Fluid elasticity increases the locomotion of flexible swimmers

TL;DR

This study demonstrates that fluid elasticity significantly enhances the speed of flexible swimmers, with the effect increasing as the Deborah number rises, due to elastic forces from normal stresses.

Contribution

It provides experimental evidence that fluid viscoelasticity improves swimmer locomotion and visualizes flow differences using Particle Image Velocimetry.

Findings

Fluid elasticity increases swimmer speed.

Enhancement correlates with Deborah number.

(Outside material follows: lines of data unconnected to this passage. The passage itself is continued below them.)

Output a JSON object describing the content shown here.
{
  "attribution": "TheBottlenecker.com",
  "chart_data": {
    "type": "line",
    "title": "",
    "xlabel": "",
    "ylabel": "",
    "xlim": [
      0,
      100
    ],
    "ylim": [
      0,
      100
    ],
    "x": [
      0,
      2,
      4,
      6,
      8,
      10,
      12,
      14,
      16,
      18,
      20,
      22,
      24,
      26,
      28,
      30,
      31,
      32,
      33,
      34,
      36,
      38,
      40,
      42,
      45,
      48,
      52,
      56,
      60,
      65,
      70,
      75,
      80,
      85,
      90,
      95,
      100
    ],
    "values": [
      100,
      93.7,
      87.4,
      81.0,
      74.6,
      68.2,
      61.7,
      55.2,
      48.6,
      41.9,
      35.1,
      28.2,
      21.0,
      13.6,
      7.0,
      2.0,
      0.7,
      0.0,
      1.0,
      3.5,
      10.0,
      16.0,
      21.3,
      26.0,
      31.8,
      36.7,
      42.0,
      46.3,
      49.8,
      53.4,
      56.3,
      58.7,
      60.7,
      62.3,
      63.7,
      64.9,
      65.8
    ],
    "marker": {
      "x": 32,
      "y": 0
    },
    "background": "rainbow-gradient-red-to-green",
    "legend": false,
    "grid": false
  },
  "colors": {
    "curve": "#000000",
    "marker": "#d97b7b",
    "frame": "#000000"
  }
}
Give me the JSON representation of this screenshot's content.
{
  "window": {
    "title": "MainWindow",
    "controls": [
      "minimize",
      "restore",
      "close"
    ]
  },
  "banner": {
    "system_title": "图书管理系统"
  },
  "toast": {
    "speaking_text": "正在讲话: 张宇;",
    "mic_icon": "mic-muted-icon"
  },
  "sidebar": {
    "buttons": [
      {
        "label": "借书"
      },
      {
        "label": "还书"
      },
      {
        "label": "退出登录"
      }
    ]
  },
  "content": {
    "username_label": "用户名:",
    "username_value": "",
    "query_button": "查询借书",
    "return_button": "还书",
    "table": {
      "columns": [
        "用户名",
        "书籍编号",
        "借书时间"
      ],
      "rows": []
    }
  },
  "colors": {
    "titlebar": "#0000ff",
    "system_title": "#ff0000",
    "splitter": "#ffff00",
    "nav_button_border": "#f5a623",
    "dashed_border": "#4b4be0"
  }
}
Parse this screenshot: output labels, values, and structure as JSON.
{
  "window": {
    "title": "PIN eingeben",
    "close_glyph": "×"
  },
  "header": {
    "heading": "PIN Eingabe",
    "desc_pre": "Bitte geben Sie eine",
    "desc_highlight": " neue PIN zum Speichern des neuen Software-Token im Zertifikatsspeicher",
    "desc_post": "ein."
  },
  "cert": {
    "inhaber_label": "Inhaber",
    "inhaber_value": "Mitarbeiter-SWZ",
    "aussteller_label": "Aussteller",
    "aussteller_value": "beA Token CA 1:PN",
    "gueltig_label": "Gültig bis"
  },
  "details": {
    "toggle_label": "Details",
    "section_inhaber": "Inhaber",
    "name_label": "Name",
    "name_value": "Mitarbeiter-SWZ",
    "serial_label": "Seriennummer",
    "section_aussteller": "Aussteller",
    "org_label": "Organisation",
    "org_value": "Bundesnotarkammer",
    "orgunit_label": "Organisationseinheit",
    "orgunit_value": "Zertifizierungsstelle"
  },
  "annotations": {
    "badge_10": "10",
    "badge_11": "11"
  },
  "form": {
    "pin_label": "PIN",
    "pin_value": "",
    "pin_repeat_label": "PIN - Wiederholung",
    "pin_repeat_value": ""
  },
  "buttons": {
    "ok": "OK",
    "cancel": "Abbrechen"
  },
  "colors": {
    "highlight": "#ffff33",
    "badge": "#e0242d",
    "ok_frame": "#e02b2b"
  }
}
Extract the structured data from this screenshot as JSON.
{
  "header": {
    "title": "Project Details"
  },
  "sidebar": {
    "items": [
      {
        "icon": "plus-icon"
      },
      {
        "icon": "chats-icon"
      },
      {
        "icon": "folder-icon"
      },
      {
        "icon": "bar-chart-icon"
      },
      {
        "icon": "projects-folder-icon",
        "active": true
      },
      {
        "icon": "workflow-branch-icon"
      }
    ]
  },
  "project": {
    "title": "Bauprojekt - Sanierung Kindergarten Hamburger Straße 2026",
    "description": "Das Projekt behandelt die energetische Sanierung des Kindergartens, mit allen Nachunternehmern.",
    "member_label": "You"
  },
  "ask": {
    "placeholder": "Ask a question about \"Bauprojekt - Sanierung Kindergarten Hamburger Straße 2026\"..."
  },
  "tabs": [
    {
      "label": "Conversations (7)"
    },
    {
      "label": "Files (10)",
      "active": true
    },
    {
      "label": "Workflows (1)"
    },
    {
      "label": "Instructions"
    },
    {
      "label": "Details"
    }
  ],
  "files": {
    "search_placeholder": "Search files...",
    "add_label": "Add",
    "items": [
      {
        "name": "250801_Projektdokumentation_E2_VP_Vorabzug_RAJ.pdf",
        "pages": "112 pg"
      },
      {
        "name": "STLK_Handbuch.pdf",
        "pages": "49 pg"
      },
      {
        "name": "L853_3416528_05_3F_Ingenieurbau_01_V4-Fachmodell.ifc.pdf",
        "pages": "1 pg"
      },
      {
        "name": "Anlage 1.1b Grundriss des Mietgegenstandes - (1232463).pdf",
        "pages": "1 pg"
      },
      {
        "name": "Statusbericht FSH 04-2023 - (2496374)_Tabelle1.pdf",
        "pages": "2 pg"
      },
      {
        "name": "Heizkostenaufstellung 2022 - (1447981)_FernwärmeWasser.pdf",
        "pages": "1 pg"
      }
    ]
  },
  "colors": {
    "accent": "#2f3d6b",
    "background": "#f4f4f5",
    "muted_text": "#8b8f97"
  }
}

Flow visualization shows shear differences around the swimmer.

Abstract

We conduct experiments with flexible swimmers to address the impact of fluid viscoelasticity on their locomotion. The swimmers are composed of a magnetic head actuated in rotation by a frequency-controlled magnetic field and a flexible tail whose deformation leads to forward propulsion. We consider both viscous Newtonian and glucose-based Boger fluids with similar viscosities. We find that the elasticity of the fluid systematically enhances the locomotion speed of the swimmer, and that this enhancement increases with Deborah number. Using Particle Image Velocimetry to visualize the flow field, we find a significant difference in the amount of shear between the rear and leading parts of the swimmer head. We conjecture that viscoelastic normal stresses lead to a net elastic forces in the swimming direction and thus a faster swimming speed.